Il est important de voir précisément ce que cette phrase signifiait dans les lèvres de Jésus.
Rappelons-nous que ce terme était d’usage courant. N’importe quel écolier juif serait prêt à en donner la définition. Le Royaume de Dieu est l’état de justice parfaite, dans lequel Dieu régnera de manière absolue et les hommes l’adoreront parfaitement. Avec l’établissement du Royaume, l’histoire humaine s’arrête ; rien ne peut suivre le règne final de Dieu. [1] C’est en ces termes que Jean-Baptiste avait prêché, ravivant – si un réveil était nécessaire – et renforçant la seule définition fondamentale que le Royaume ait jamais eue. Tout enseignement, ancien ou moderne, qui ne part pas de cette définition et ne l’inclut pas est défectueux. Lorsque Jésus, donc, [ p. 88 ], en utilisant le terme « Royaume de Dieu », [2] ne modifie pas la conception en langage clair, nous devons le comprendre dans le sens courant ; tous ses auditeurs l’auraient compris ainsi. Les exemples où il a utilisé l’expression strictement selon la définition courante sont très nombreux. L’une des plus claires se trouve dans ce que nous appelons les Béatitudes, dont la deuxième clause est la suivante :
Le Royaume des cieux est à eux.
Ils seront réconfortés.
Ils hériteront de la Terre. [3]
Ils seront remplis de justice.
Ils obtiendront miséricorde.
Ils verront Dieu.
Ils seront appelés fils de Dieu.
Le Royaume des cieux est à eux.
Quant au contenu de ces clauses, elles auraient pu figurer dans n’importe quelle apocalypse juive spirituelle de l’époque ; chaque phrase décrit une condition qui ne peut être accomplie qu’après la fin des épreuves de la vie humaine. Ce qui caractérise Jésus, cependant, est la structure poétique du passage : sept phrases parallèles, exprimant toutes la même vérité, sont disposées de manière à former un point culminant et sont complétées par une répétition du premier vers pour résumer l’ensemble.

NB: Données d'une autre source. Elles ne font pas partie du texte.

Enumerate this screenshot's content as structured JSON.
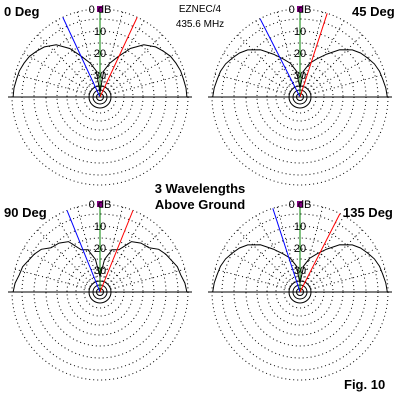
{
  "header": {
    "program": "EZNEC/4",
    "frequency": "435.6 MHz"
  },
  "caption": {
    "line1": "3 Wavelengths",
    "line2": "Above Ground"
  },
  "figure_label": "Fig. 10",
  "colors": {
    "pattern": "#000000",
    "grid": "#000000",
    "main_axis": "#008000",
    "beam_left": "#ff0000",
    "beam_right": "#0000ff",
    "marker": "#800080"
  },
  "chart_data": [
    {
      "type": "polar",
      "subtype": "elevation",
      "title": "0 Deg",
      "r_ticks": [
        "0 dB",
        "10",
        "20",
        "30"
      ],
      "r_tick_db": [
        0,
        10,
        20,
        30
      ],
      "r_max_db": 40,
      "pattern": {
        "theta_deg": [
          0,
          6,
          12,
          18,
          24,
          30,
          36,
          42,
          50,
          58,
          66,
          74,
          82,
          90,
          98,
          106,
          114,
          122,
          130,
          138,
          144,
          150,
          156,
          162,
          168,
          174,
          180
        ],
        "r_db": [
          0.5,
          0.7,
          1.2,
          1.5,
          2.2,
          3.0,
          4.5,
          6.0,
          9.0,
          14.0,
          20.0,
          24.0,
          28.0,
          38.0,
          28.0,
          24.0,
          20.0,
          14.0,
          9.0,
          6.0,
          4.5,
          3.0,
          2.2,
          1.5,
          1.2,
          0.7,
          0.5
        ]
      },
      "beam_lines_deg": [
        -25,
        25
      ]
    },
    {
      "type": "polar",
      "subtype": "elevation",
      "title": "45 Deg",
      "r_ticks": [
        "0 dB",
        "10",
        "20",
        "30"
      ],
      "r_tick_db": [
        0,
        10,
        20,
        30
      ],
      "r_max_db": 40,
      "pattern": {
        "theta_deg": [
          0,
          6,
          12,
          18,
          24,
          30,
          36,
          42,
          50,
          58,
          66,
          74,
          82,
          90,
          98,
          106,
          114,
          122,
          130,
          138,
          144,
          150,
          156,
          162,
          168,
          174,
          180
        ],
        "r_db": [
          0.3,
          0.8,
          1.5,
          2.0,
          3.0,
          4.5,
          6.0,
          8.0,
          12.0,
          17.0,
          21.0,
          24.0,
          28.0,
          36.0,
          28.0,
          24.0,
          21.0,
          17.0,
          12.0,
          8.0,
          6.0,
          4.5,
          3.0,
          2.0,
          1.5,
          0.8,
          0.3
        ]
      },
      "beam_lines_deg": [
        -27,
        18
      ]
    },
    {
      "type": "polar",
      "subtype": "elevation",
      "title": "90 Deg",
      "r_ticks": [
        "0 dB",
        "10",
        "20",
        "30"
      ],
      "r_tick_db": [
        0,
        10,
        20,
        30
      ],
      "r_max_db": 40,
      "pattern": {
        "theta_deg": [
          0,
          6,
          12,
          18,
          24,
          30,
          36,
          42,
          50,
          58,
          66,
          74,
          82,
          90,
          98,
          106,
          114,
          122,
          130,
          138,
          144,
          150,
          156,
          162,
          168,
          174,
          180
        ],
        "r_db": [
          0.5,
          1.2,
          2.5,
          3.0,
          4.5,
          5.5,
          7.0,
          10.0,
          11.0,
          13.0,
          19.0,
          20.0,
          25.0,
          33.0,
          25.0,
          20.0,
          19.0,
          13.0,
          11.0,
          10.0,
          7.0,
          5.5,
          4.5,
          3.0,
          2.5,
          1.2,
          0.5
        ]
      },
      "beam_lines_deg": [
        -22,
        22
      ]
    },
    {
      "type": "polar",
      "subtype": "elevation",
      "title": "135 Deg",
      "r_ticks": [
        "0 dB",
        "10",
        "20",
        "30"
      ],
      "r_tick_db": [
        0,
        10,
        20,
        30
      ],
      "r_max_db": 40,
      "pattern": {
        "theta_deg": [
          0,
          6,
          12,
          18,
          24,
          30,
          36,
          42,
          50,
          58,
          66,
          74,
          82,
          90,
          98,
          106,
          114,
          122,
          130,
          138,
          144,
          150,
          156,
          162,
          168,
          174,
          180
        ],
        "r_db": [
          0.3,
          0.8,
          1.5,
          2.0,
          3.0,
          4.5,
          6.0,
          8.0,
          12.0,
          17.0,
          21.0,
          24.0,
          28.0,
          36.0,
          28.0,
          24.0,
          21.0,
          17.0,
          12.0,
          8.0,
          6.0,
          4.5,
          3.0,
          2.0,
          1.5,
          0.8,
          0.3
        ]
      },
      "beam_lines_deg": [
        -18,
        27
      ]
    }
  ]
}
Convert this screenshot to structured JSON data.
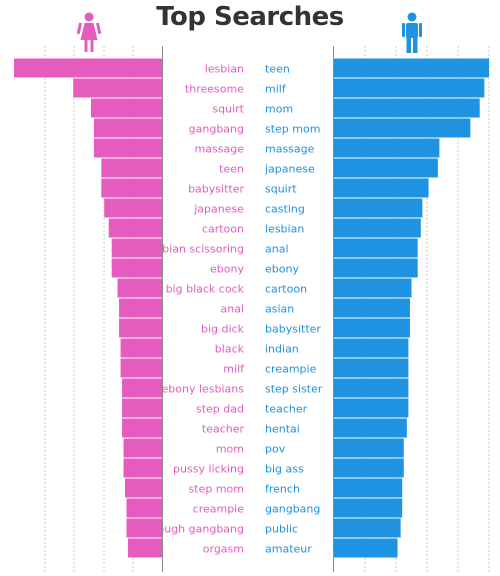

Ou encore, dans une phrase touchante prononcée lors de la Dernière Cène, nous lisons : « En vérité, je vous le dis, je ne [ p. 89 ] boirai plus du fruit de la vigne, jusqu’au jour où je le boirai nouveau dans le Royaume de Dieu. » Cela est tellement dans le langage de l’époque qu’il nous semble en réalité un peu matérialiste ; le Royaume se trouvera sur la terre, et dans ce Royaume il y aura des vignes, dont les raisins serviront à faire du vin.
Il est inutile de multiplier les exemples, présents tout au long de nos Évangiles, notamment dans les paraboles. Dans le Notre Père, la demande « Que ton règne vienne » ne pouvait avoir qu’un seul sens, celui de l’hymne familier :
Que ton règne vienne, ô Dieu !
Que ton règne commence, ô Christ !
Romps avec ta verge de fer
Les tyrannies du péché.
Ainsi, au sens premier du terme, le Royaume de Dieu, tel que Jésus l’a enseigné, n’appartient pas à l’histoire de ce monde ; en ce sens, il s’agit d’un titre particulier pour l’âge final à venir. C’est pourquoi Jean évite ce terme dans son Évangile, [4] le remplaçant par l’expression sans ambiguïté « vie éternelle ».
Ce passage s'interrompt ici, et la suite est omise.